3. Pointing to minor prima facie inconsistencies in the gospel accounts written by every day human beings, something dealt with at length by Christian scholarship, as an argument against Christianity itself displays a lack of understanding of the nature of historical sources of the time. Early Roman sources, for example, are riddled with inconsistencies in the recounting of battles, the record of the lives of nobility and the various conservations purported to have occurred between key actors. Moreover, many Roman sources on which history relies were written many decades if not centuries after the fact and often based on primary accounts lost to us. The Christian New Testament, in contrast, is largely written within the lifetime of, and sourced from eyewitnesses to, the life, death and resurrection of Jesus Christ. Indeed, many scholars regard such prima facie inconsistencies as not disproving the authenticity and trustworthiness of the Bible. Rather they regard it as strengthening its legitimacy as being something written by real people who had a real story of good news to tell.

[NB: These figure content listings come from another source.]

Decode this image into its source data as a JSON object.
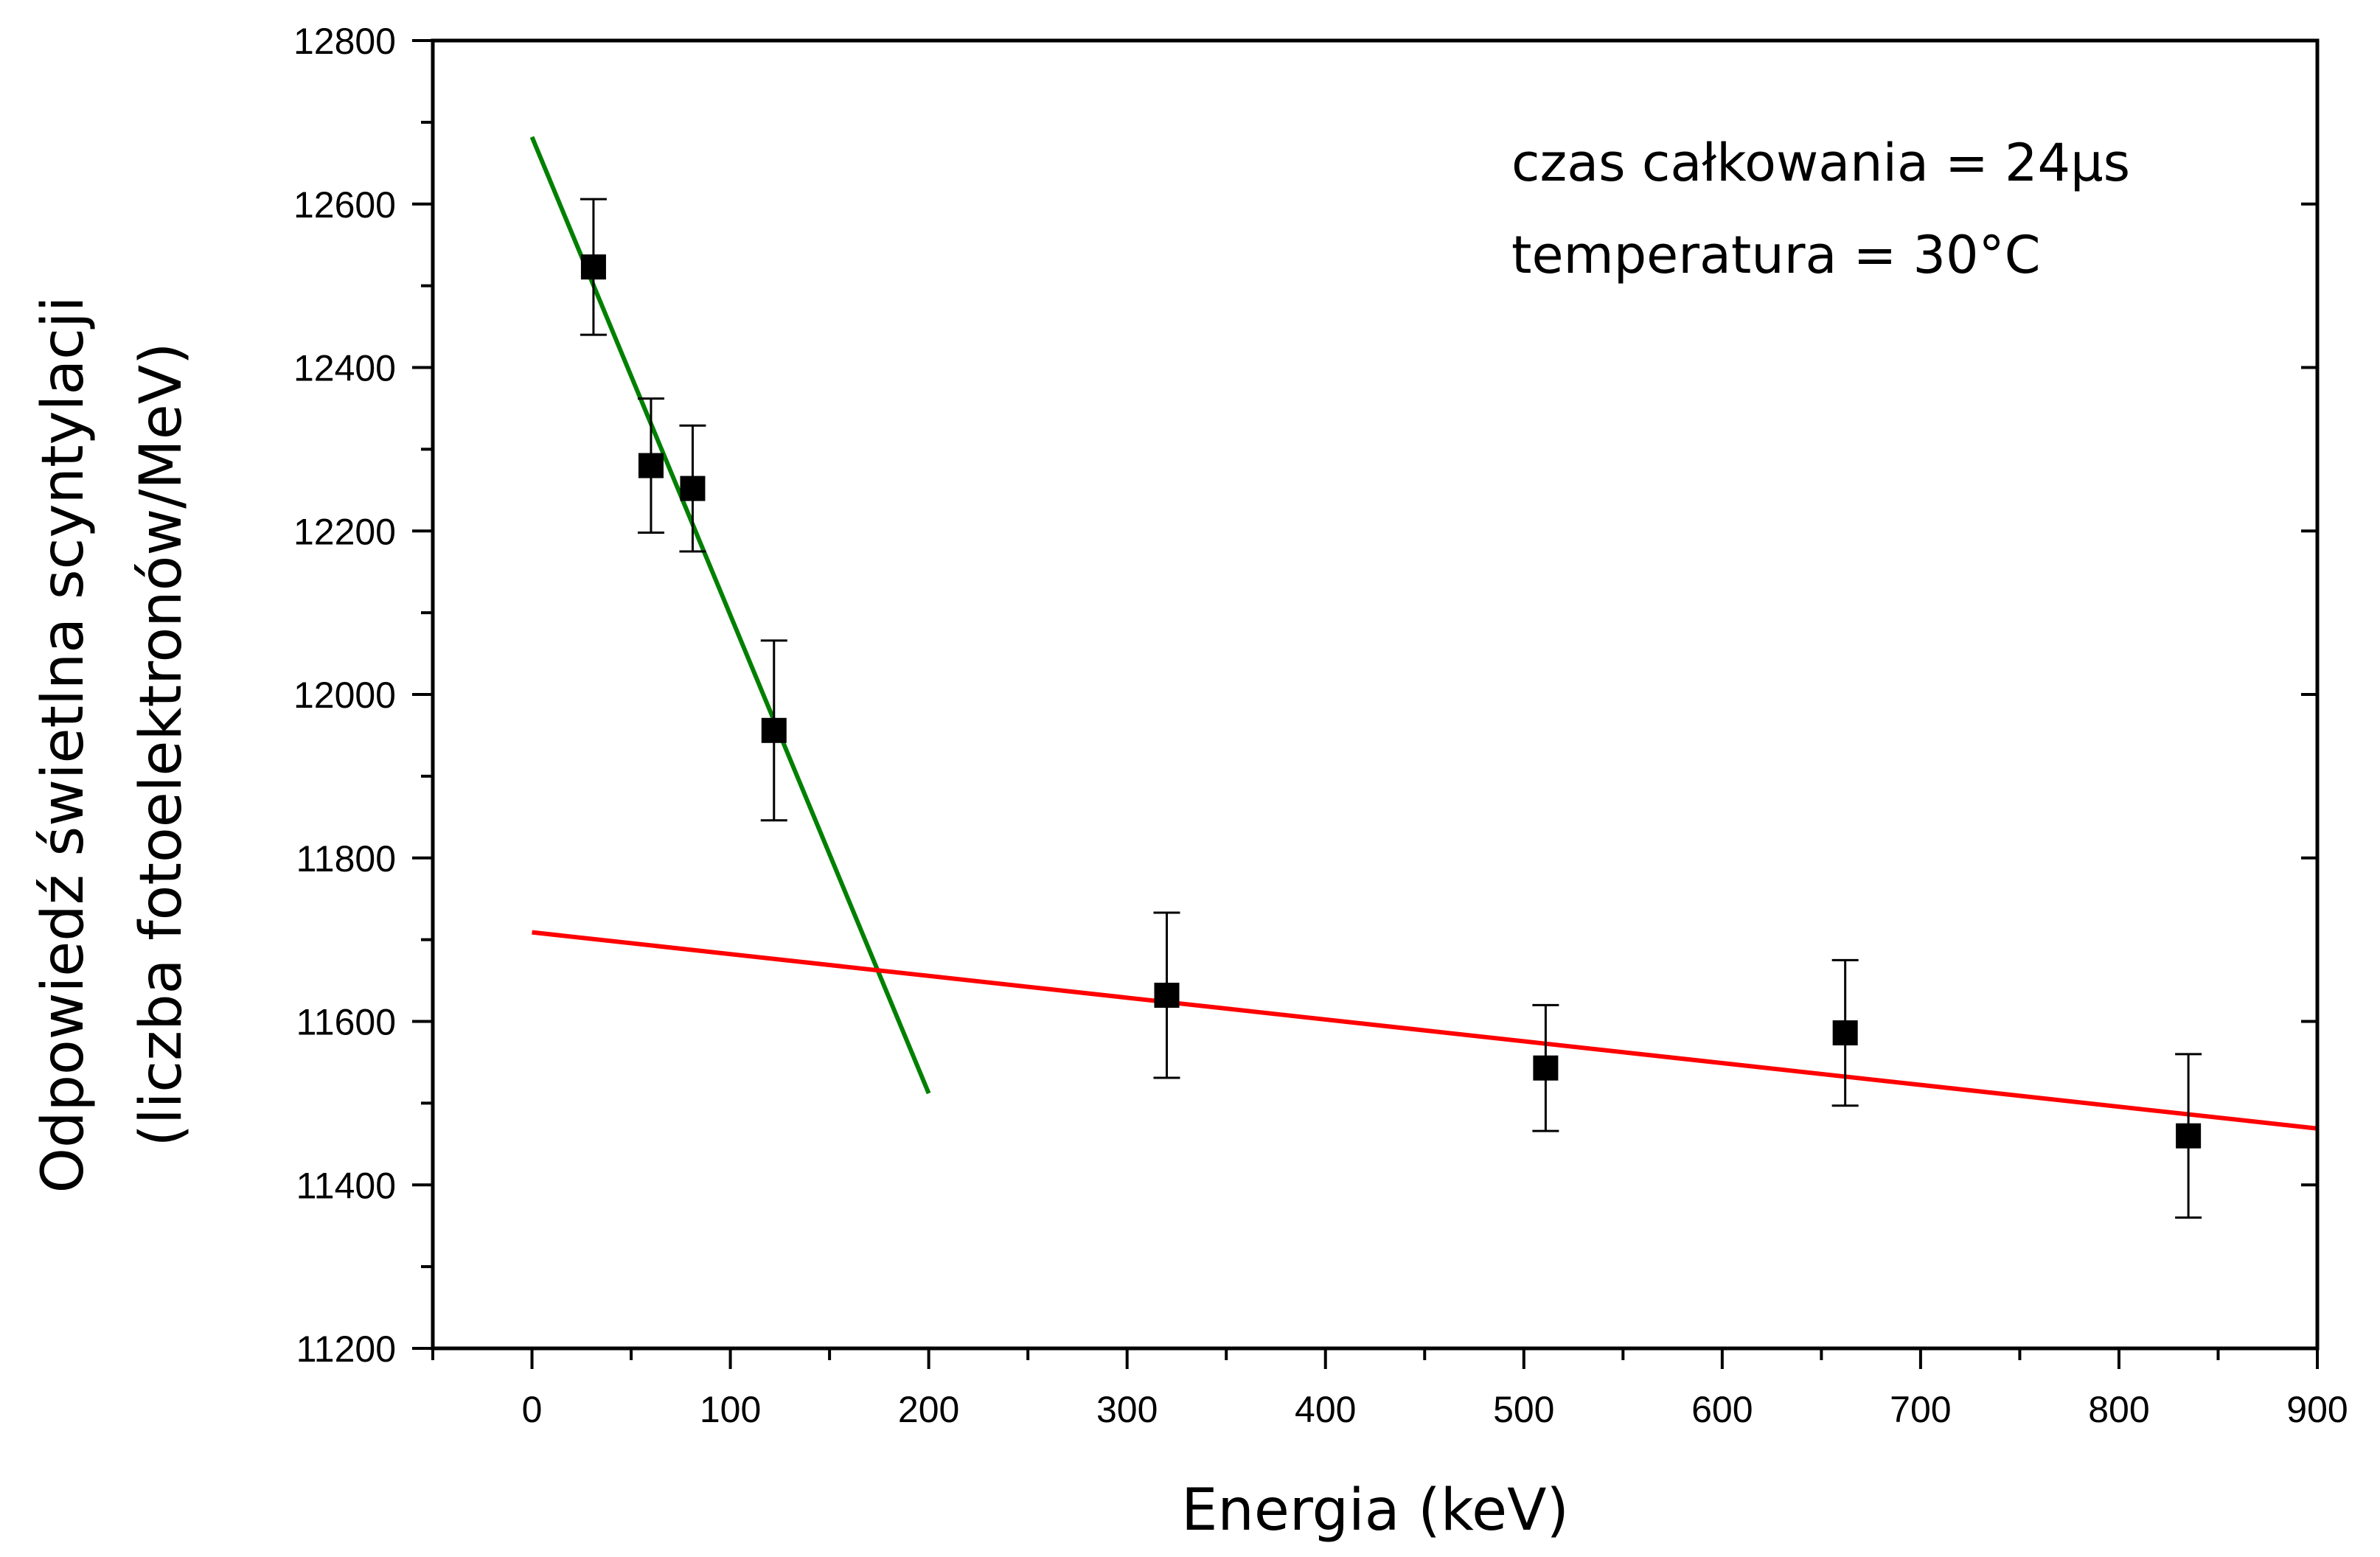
{
  "chart_data": {
    "type": "scatter",
    "xlabel": "Energia (keV)",
    "ylabel_line1": "Odpowiedź świetlna scyntylacji",
    "ylabel_line2": "(liczba fotoelektronów/MeV)",
    "xlim": [
      -50,
      900
    ],
    "ylim": [
      11200,
      12800
    ],
    "x_ticks": [
      0,
      100,
      200,
      300,
      400,
      500,
      600,
      700,
      800,
      900
    ],
    "y_ticks": [
      11200,
      11400,
      11600,
      11800,
      12000,
      12200,
      12400,
      12600,
      12800
    ],
    "x_tick_labels": [
      "0",
      "100",
      "200",
      "300",
      "400",
      "500",
      "600",
      "700",
      "800",
      "900"
    ],
    "y_tick_labels": [
      "11200",
      "11400",
      "11600",
      "11800",
      "12000",
      "12200",
      "12400",
      "12600",
      "12800"
    ],
    "annotations": [
      "czas całkowania = 24µs",
      "temperatura = 30°C"
    ],
    "series": [
      {
        "kind": "points",
        "color": "#000000",
        "points": [
          {
            "x": 31,
            "y": 12523,
            "err": 83
          },
          {
            "x": 60,
            "y": 12280,
            "err": 82
          },
          {
            "x": 81,
            "y": 12252,
            "err": 77
          },
          {
            "x": 122,
            "y": 11956,
            "err": 110
          },
          {
            "x": 320,
            "y": 11632,
            "err": 101
          },
          {
            "x": 511,
            "y": 11543,
            "err": 77
          },
          {
            "x": 662,
            "y": 11586,
            "err": 89
          },
          {
            "x": 835,
            "y": 11460,
            "err": 100
          }
        ]
      },
      {
        "kind": "fit-line",
        "color": "#008000",
        "x": [
          0,
          200
        ],
        "y": [
          12682,
          11512
        ]
      },
      {
        "kind": "fit-line",
        "color": "#ff0000",
        "x": [
          0,
          900
        ],
        "y": [
          11709,
          11469
        ]
      }
    ]
  }
}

All of this leads to the real intellectual crux of the anti-Christian forces of today. The fact of the matter is, they are avoiding and escaping the elephant-in-the-room type claim of Christianity:
“That Jesus of Nazareth, the Christ, lived, died and was buried, on the third day rose again and is Lord.”
Not a bad debate topic perhaps…
The article goes on to speak of how “this kind of dogmatic belief has seen religious institutions escape accountability when they attempt to justify perpetuating harm and discrimination towards queer people” and how “most fundamentalist religious groups, including those at USYD” – can’t think to whom the writer was referring… – “have also neglected to condemn conversion therapy.”
I condemn the use of gay conversion therapy. I’m sure every other group on campus would agree with me. I also want to affirm that it is not right, not biblical and not modelling the example of Jesus for Christians to perpetuate harm and discrimination towards queer people. Christians are called to love their neighbour as their self, to lay down our lives for the sake of others, to serve and not be served. The church should be rightly rebuked when it does not do so. However, I know that Christians are sinful and in need of God’s grace and that the church has not always been loving towards queer people. I pray that the increased spotlight on the church brought about by things such as the Royal Commission will aid in promoting a culture and response of love towards all people in the community.
I put to both readers and the anti-Christian lobby that the reason why Christianity has stood the test of time and the test of some of the most intense scholarly inquiry is because despite the flaws of its adherents, generations and nations continue to consider the claim that Jesus is Lord and are convicted by its accuracy and impact on their lives. One only need ask a Christian about their experience of God to see this.
No amount of intellectual hubris will substitute for a soft-hearted and bona fide journey along the wayside of the highway of the Rock of Ages.